Ces tensions et contradictions ne sont pas gommées des débats internes au WWF, ou entre associations écologistes. Si elles peuvent donner l’impression de disparaître dans la simplicité et l’unicité apparentes de cet indicateur universel, les débats qui contestent l’empreinte écologique au nom de la nécessité de produire d’autres indicateurs, notamment en matière d’environnement, de santé, d’agriculture, ne sont pas mis sous le boisseau. C’est précisément l’effet paradoxal et recherché de cette mesure d’un nouveau genre que de se présenter sous la forme d’un calcul apparemment global, mais qui rappelle sans cesse, en favorisant à la fois la multiplication des indicateurs scientifiques et l’approfondissement d’une conscience collective, qu’aucun thermomètre unique ne saurait remplacer la délibération politique. Celle-ci devra en effet toujours arbitrer entre des considérations multiples ; qu’aucun modèle ne suffise rappelle aussi qu’aucune solution ne peut prétendre s’imposer comme la seule.

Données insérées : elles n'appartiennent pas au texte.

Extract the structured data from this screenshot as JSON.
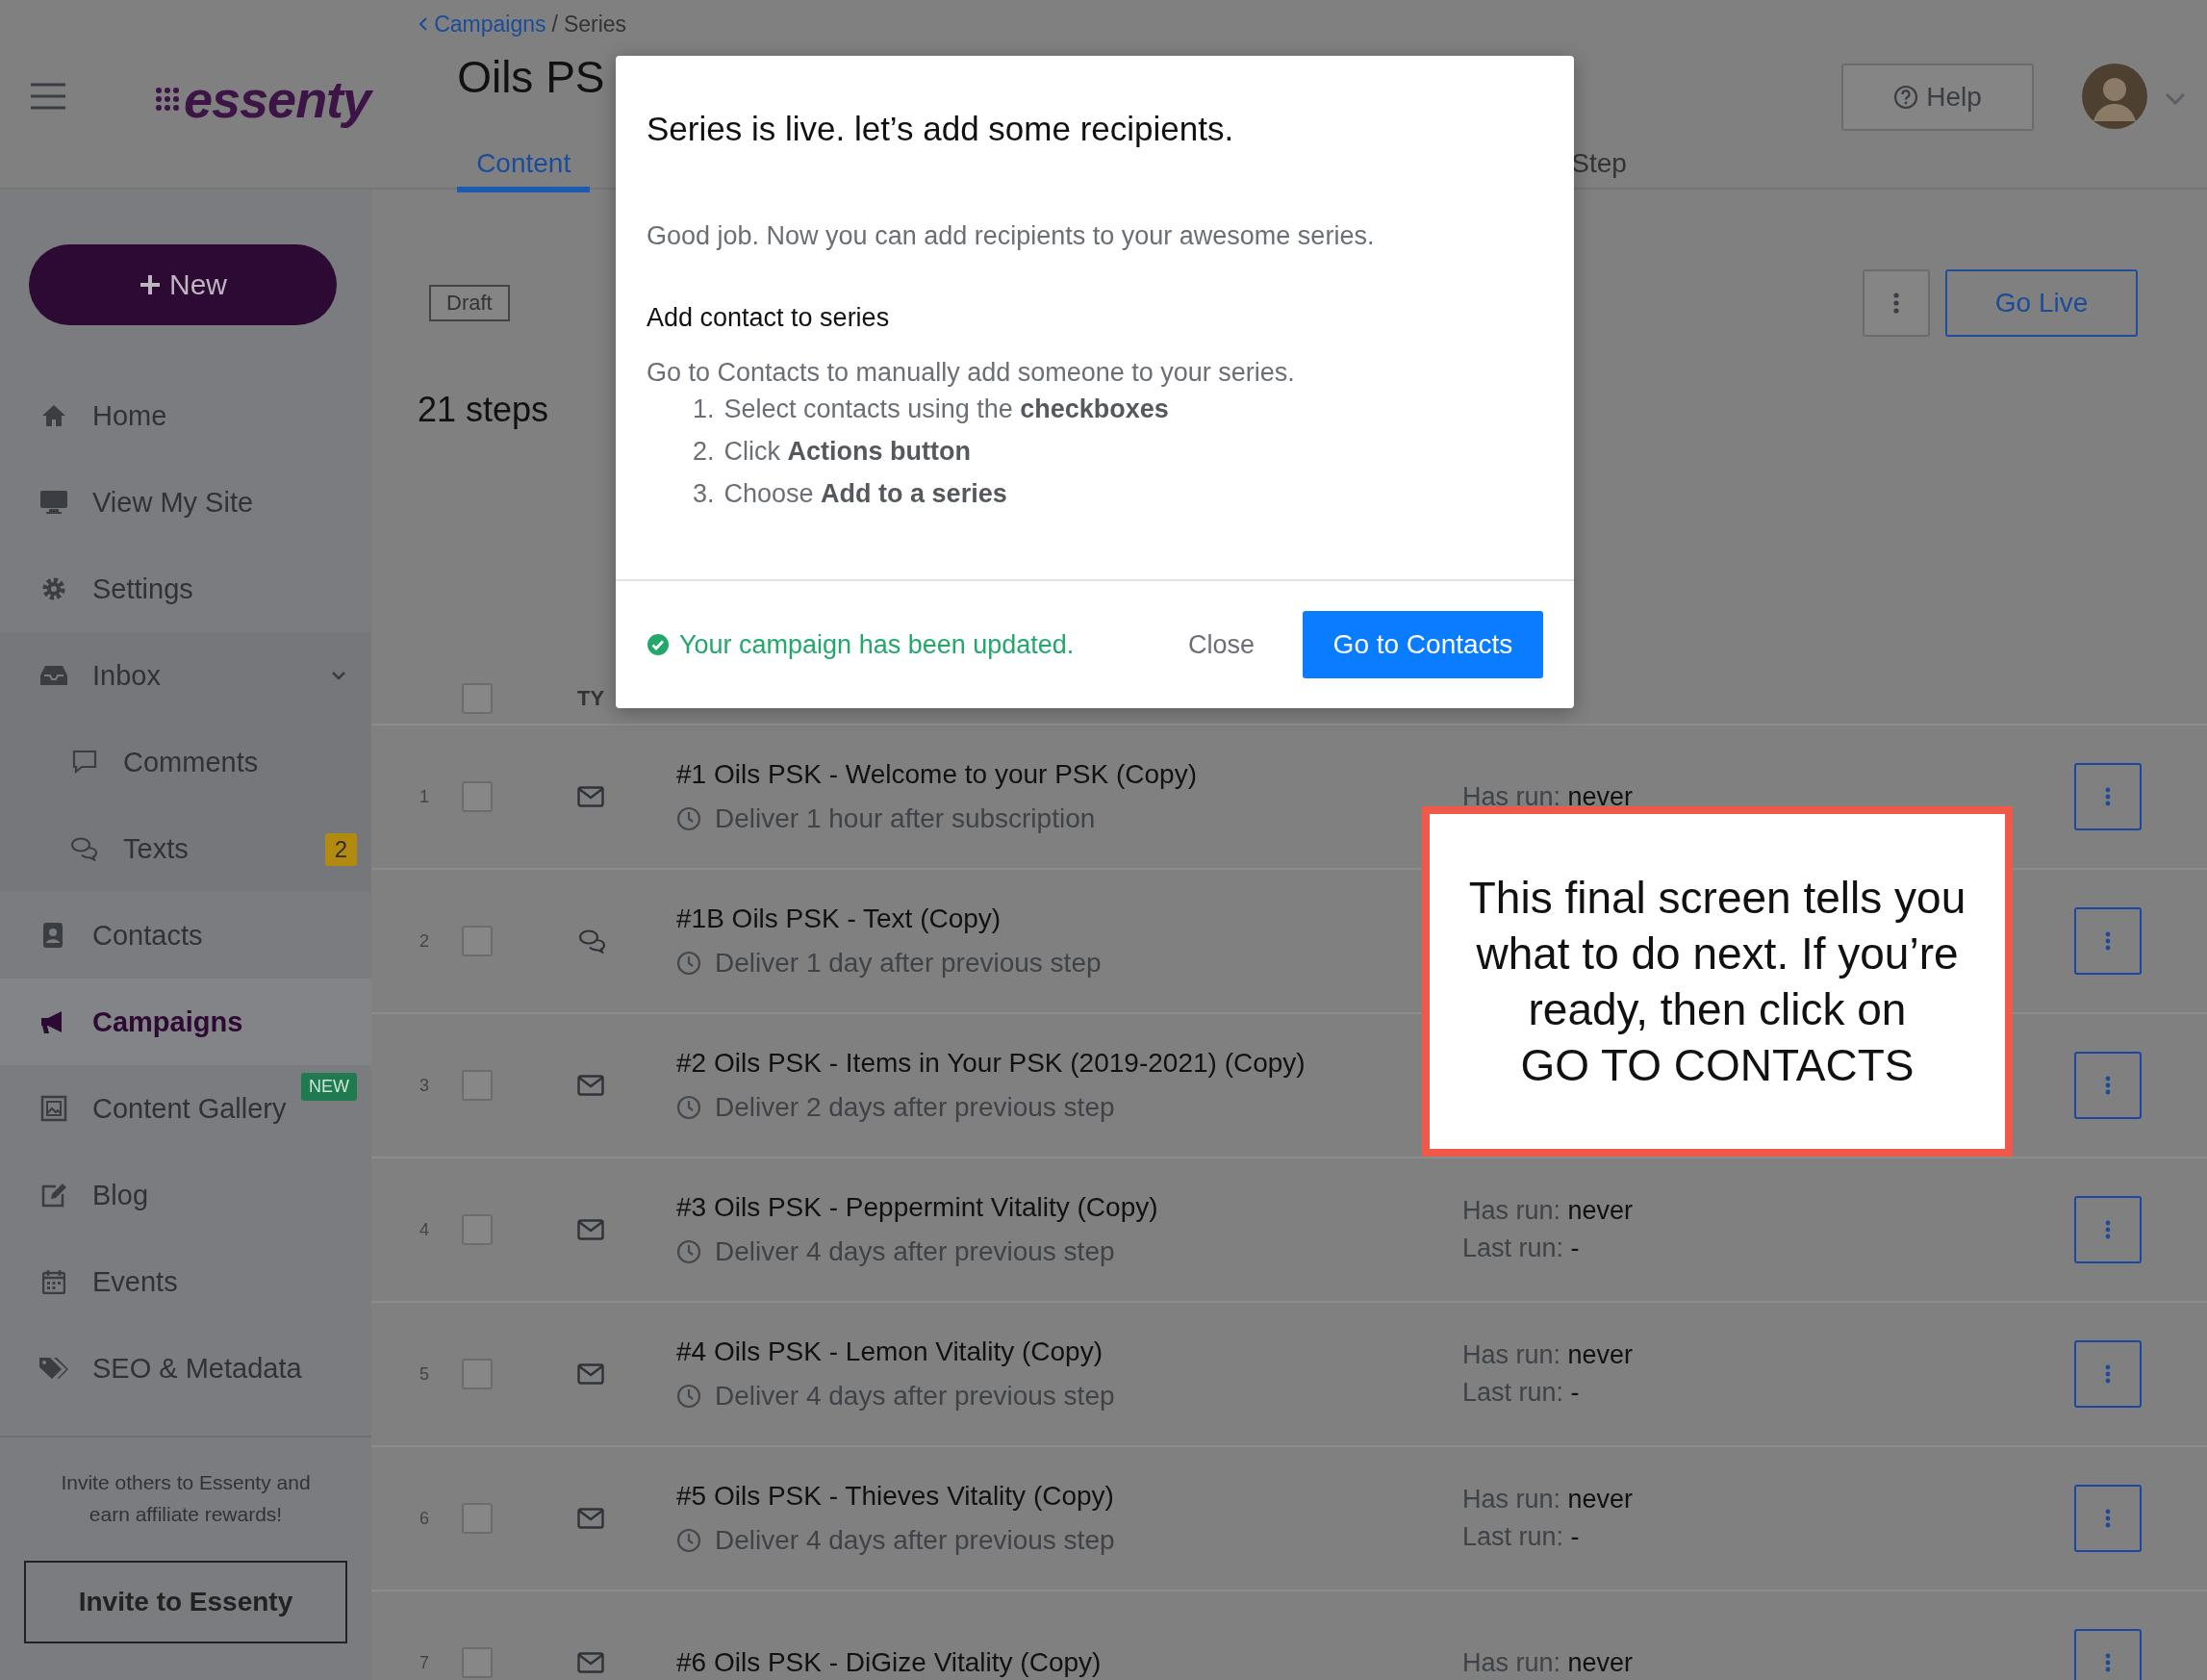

Ainsi, le fait que l’empreinte écologique, considérée isolément, puisse laisser croire en la nécessité d’une « pauvreté vertueuse », et en un dilemme insoluble entre pauvreté durable et richesse non-durable, est-il une invitation à croiser les critères, en sollicitant par exemple l’Indice de développement humain : on verra alors que des pays ayant un IDH proche, comme l’Italie et les États-Unis par exemple, ont une empreinte écologique qui varie de plus du simple au double. En bref, le sous-développement n’est pas l’horizon obligé d’un avenir « soutenable ». Pour autant, on ne saurait croire qu’il suffit d’affiner les mesurer pour concilier, demain, impératifs écologiques, croissance démographique et exigences démocratiques. Un récent rapport du Programme des Nations unies pour l’environnement, GEO-4, a envisagé divers scénarios, selon que l’on s’oriente vers le business as usual, vers une priorité donnée à l’écologie, ou à la conciliation de l’écologie et de la démocratie. Le dernier ne fonctionne qu’avec une projection démographique à 8 milliards d’êtres humains en 2050. Or nous serons 9 milliards. À ce titre, les limites du modèle sont l’indice — l’empreinte — d’un problème imminent.
Notes
[1] Jared Diamond, Effondrement, comment les sociétés décident de leur disparition ou de leur survie, NRF Essais, Gallimard, 2006.
[2] Jean-Paul Ledant, « L’empreinte écologique : un indicateur de… quoi ? », consultable sur www.iddweb.be.